At the DNCC Hospital in Dhakal, which has admitted hundreds of suspected measles patients in just the past few months, Dr Mohammad Asif Hayder said that measles elimination targets rely on systems that can detect and respond to outbreaks and sustain the public’s trust in medicine.
“With strong vaccination, isolation, and awareness, measles can be contained,” he said. “The lesson is simple: only a resilient health system can protect children when outbreaks strike.”
Unexpected outbreak
The outbreak in Bangladesh took everyone by surprise. The country had been on track to reach measles elimination by the end of this year and was seen as a model for vaccine coverage, with more than 95% of children receiving their first measles shot. WHO notes that coverage with the second vaccine dose in Bangladesh was improving until 2024, when a combination of disruption to routine immunization campaigns due to COVID and a nationwide shortage of measles vaccine stocks resulted in more children missing one or both doses.
That drop-off highlights multiple stress points in Bangladesh’s vaccination program that also exist in many others around the world. NGOs and health workers say many parents in Bangladesh skip their children’s second measles vaccine, either because they have no clinics nearby and traveling to one takes too much time and money or because misinformation has led to a rise in vaccine hesitancy.
And there are infrastructural challenges. The vaccine needs to be kept in a “cold chain” at between 2°C and 8°C. Although 99% of Bangladesh’s population has access to electricity, the country experiences frequent power cuts, making conventional refrigerators unreliable for storing the vaccine. Health workers may have to rely on solar-powered fridges and insulated carriers. Another issue is the lack of dedicated spaces to administer the vaccine. “We have no permanent local vaccination centers, so doses are being given under trees, in someone’s yard, or on the veranda of a madrasa (school),” said one hospital assistant in Dhaka who asked not to be identified.

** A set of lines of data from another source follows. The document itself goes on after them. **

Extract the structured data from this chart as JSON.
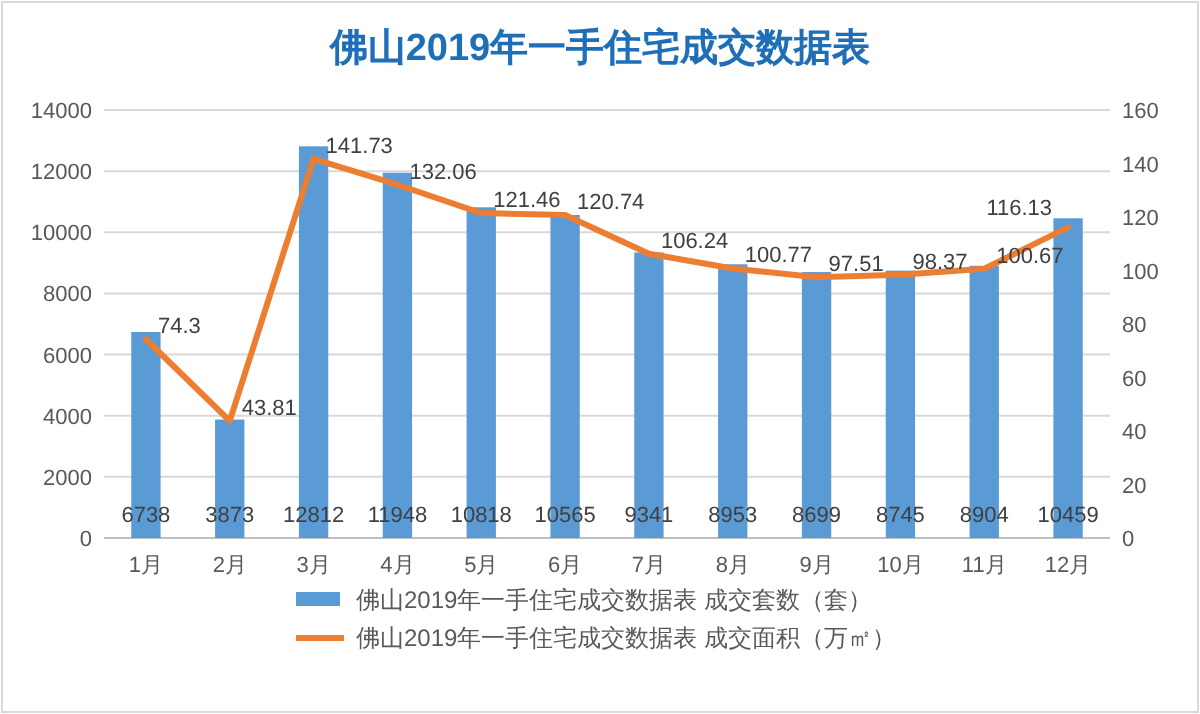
{
  "chart_data": {
    "type": "bar",
    "title": "佛山2019年一手住宅成交数据表",
    "categories": [
      "1月",
      "2月",
      "3月",
      "4月",
      "5月",
      "6月",
      "7月",
      "8月",
      "9月",
      "10月",
      "11月",
      "12月"
    ],
    "series": [
      {
        "name": "佛山2019年一手住宅成交数据表 成交套数（套）",
        "color": "#5b9bd5",
        "values": [
          6738,
          3873,
          12812,
          11948,
          10818,
          10565,
          9341,
          8953,
          8699,
          8745,
          8904,
          10459
        ]
      },
      {
        "name": "佛山2019年一手住宅成交数据表 成交面积（万㎡）",
        "type": "line",
        "axis": "y2",
        "color": "#ed7d31",
        "values": [
          74.3,
          43.81,
          141.73,
          132.06,
          121.46,
          120.74,
          106.24,
          100.77,
          97.51,
          98.37,
          100.67,
          116.13
        ]
      }
    ],
    "ylim": [
      0,
      14000
    ],
    "yticks": [
      0,
      2000,
      4000,
      6000,
      8000,
      10000,
      12000,
      14000
    ],
    "y2lim": [
      0,
      160
    ],
    "y2ticks": [
      0,
      20,
      40,
      60,
      80,
      100,
      120,
      140,
      160
    ],
    "grid": "y",
    "legend": "bottom",
    "data_labels": true,
    "marker": "none",
    "line_style": "solid"
  }
}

Emergency measures in place
In an effort to slow down the measles surge in Bangladesh, the Ministry of Health and Family Welfare (MoHFW) is carrying out a wide-scale emergency vaccination campaign. It temporarily lowered the minimum age for immunization so that the campaign could focus on children aged 6 months to 5 years, who are most vulnerable. With support from WHO and UNICEF, who are helping organize and deliver the vaccines, and donors including Gavi, the Vaccine Alliance, the vaccination drive began in hotspots on 5 April and expanded nationwide on 20 April, according to WHO.
How quickly this emergency response can tame the outbreak remains to be seen. What’s certain is that rapid urbanization and the impacts of climate change are increasing the risks of disease outbreaks everywhere. As the health community has been warning since the COVID pandemic: It’s not a matter of if, but when. Building and maintaining robust health systems is key to protecting people around the world.